One thing that has been noted in many places - including by Spurrier himself - is that Robinson has been highly successful at coaching special teams in the past, most specifically from 2008-2010 at LSU. However, in his one year in Chapel Hill, Robinson did not put together a very strong special teams unit, and as noted here, he put together a similarly weak squad in his first effort in Columbia. Meanwhile, LSU keeps on trucking:
|2012||South Carolina||86th||56th||12th||110th||86th||103rd||LSU 9th|
|2011||North Carolina||89th||90th||54th||39th||107th||85th||LSU 6th|
2013 So Far
In the three games thus far, there has been a lot of carping about how we've been doing in special teams, so I thought I'd take a look at it. Since FEI hasn't released data on special teams play as of yet (and won't for a few more weeks), I undertook a very simple process. For punts and kickoffs, I looked at the net yardage gained by the punting or kicking team (e.g., if a kickoff is returned to the 30 yard line, that's a net kick of 35 yards, as the ball moved from your own 35 to the opposing 30 from the kick). As such, you want higher numbers in the Gamecock column and lower numbers in the opponents column.
Through three games, here's the averages and the raw data for our non-field goal units:
|Net Kick||Net Punts||Opp. Kick||Opp. Punt|
One thing I did not include above is the fact that the Gamecocks are actually at an even turnover margin on special teams this year, as North Carolina muffed a punt and the Georgia punter completely botched a punt attempt of his own (I did not count that in opp. net punting, which would obviously change the numbers somewhat).
The summary is this - on kickoffs, are opponents are gaining one additional yard per kick than we are, which is nothing in the grand scheme of things. However, our punt coverage and punt returns have been very weak so far, and there's a marked field position discrepancy based on it.
As Bill Connelly showed in his advanced box score, despite the Gamecocks domination on offense and defense, they ran over 50 percent of their players on our side of the field, whereas we only ran 36 percent of our players on Vandy's side. This happened in large part because Vandy gained almost 45 yards a punt, whereas we only added 29 net yards when Tyler Hull went back to kick. Kickoffs were also an issue, as the Commodores netted an average of 45 yards per kickoff (a touchback results in a mere net 40 yards), while we gained an average of 40 yards.
What Drives This?
South Carolina has been weak in special teams for each of the past 6 seasons, with no marked signs of improvement this year. Further, as we can see from the Joe Robinson chart, this isn't something that necessarily changes based on your special teams coach, as Robinson had great success at LSU, but that success was sustained without him, and it hasn't translated in either of his other two seasons as a special teams coordinator (though I'd have to do a far more robust analysis to see if this is something that holds true across college football, or if it's just a quirk of Joe Robinson).
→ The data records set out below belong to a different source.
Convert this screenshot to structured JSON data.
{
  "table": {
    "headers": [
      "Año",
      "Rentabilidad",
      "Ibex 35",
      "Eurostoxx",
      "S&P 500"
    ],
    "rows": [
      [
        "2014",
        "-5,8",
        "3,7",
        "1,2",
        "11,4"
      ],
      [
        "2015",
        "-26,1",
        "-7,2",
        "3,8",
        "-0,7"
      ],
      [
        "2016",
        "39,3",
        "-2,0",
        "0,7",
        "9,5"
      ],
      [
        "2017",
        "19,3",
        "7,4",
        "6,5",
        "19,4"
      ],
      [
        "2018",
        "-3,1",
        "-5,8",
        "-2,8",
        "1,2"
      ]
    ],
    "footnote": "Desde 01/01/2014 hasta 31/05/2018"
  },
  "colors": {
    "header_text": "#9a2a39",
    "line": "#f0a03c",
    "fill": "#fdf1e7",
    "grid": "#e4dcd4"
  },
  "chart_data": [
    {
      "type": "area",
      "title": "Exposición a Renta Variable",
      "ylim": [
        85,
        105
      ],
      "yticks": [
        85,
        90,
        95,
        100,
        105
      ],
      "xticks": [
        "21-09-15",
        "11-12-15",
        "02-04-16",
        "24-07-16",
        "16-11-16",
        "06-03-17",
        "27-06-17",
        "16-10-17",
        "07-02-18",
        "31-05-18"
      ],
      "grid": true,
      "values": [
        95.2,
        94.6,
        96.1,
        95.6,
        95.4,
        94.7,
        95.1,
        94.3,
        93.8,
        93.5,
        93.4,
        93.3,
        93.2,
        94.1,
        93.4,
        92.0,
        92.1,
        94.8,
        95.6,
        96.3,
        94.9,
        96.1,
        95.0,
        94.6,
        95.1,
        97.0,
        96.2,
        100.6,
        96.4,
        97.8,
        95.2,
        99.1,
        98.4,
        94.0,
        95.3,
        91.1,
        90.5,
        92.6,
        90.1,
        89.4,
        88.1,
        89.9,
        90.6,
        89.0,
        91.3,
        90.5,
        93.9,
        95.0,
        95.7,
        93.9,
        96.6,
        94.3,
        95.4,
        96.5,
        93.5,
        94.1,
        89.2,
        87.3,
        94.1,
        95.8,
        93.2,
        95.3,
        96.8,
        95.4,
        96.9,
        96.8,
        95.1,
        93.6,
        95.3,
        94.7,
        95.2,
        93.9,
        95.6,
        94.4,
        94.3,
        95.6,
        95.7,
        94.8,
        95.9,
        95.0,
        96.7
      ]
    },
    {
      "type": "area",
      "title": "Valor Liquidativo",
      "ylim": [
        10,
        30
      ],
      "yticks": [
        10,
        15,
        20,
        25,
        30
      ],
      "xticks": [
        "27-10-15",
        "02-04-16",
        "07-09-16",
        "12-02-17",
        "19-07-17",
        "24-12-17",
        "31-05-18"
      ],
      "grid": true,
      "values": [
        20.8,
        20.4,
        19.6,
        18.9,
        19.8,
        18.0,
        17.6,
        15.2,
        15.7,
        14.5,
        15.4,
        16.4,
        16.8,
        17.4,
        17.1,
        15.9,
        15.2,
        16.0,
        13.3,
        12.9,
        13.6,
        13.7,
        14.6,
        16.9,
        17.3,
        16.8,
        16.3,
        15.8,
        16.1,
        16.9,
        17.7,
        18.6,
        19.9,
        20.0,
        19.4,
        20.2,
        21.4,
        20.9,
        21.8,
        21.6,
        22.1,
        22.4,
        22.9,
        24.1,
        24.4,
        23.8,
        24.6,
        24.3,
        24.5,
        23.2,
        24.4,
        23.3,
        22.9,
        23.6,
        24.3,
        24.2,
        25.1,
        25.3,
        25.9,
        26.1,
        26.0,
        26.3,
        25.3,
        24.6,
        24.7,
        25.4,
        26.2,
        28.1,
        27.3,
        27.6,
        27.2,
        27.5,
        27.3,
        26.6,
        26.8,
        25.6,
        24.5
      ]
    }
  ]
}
However, based on this limited data, I'm inclined to think that certain programs prioritize this as a matter of coaching (and since we have the data, I may tease this out in a later post). This much is clear - our special teams coordinator has changed many times in the last 6 seasons, but the performance has never been exceptional. This is an area where improvement is possible and returns could make the difference between some very important wins and losses, starting this week in Orlando. Let's hope the team, Robinson, and Spurrier get together and get it fixed during the bye week, so we don't look back with regret on a game (and season) lost by special teams, as we somewhat still do at the Florida game in 2012 which cost us a trip to Atlanta and a potential shot at a national championship.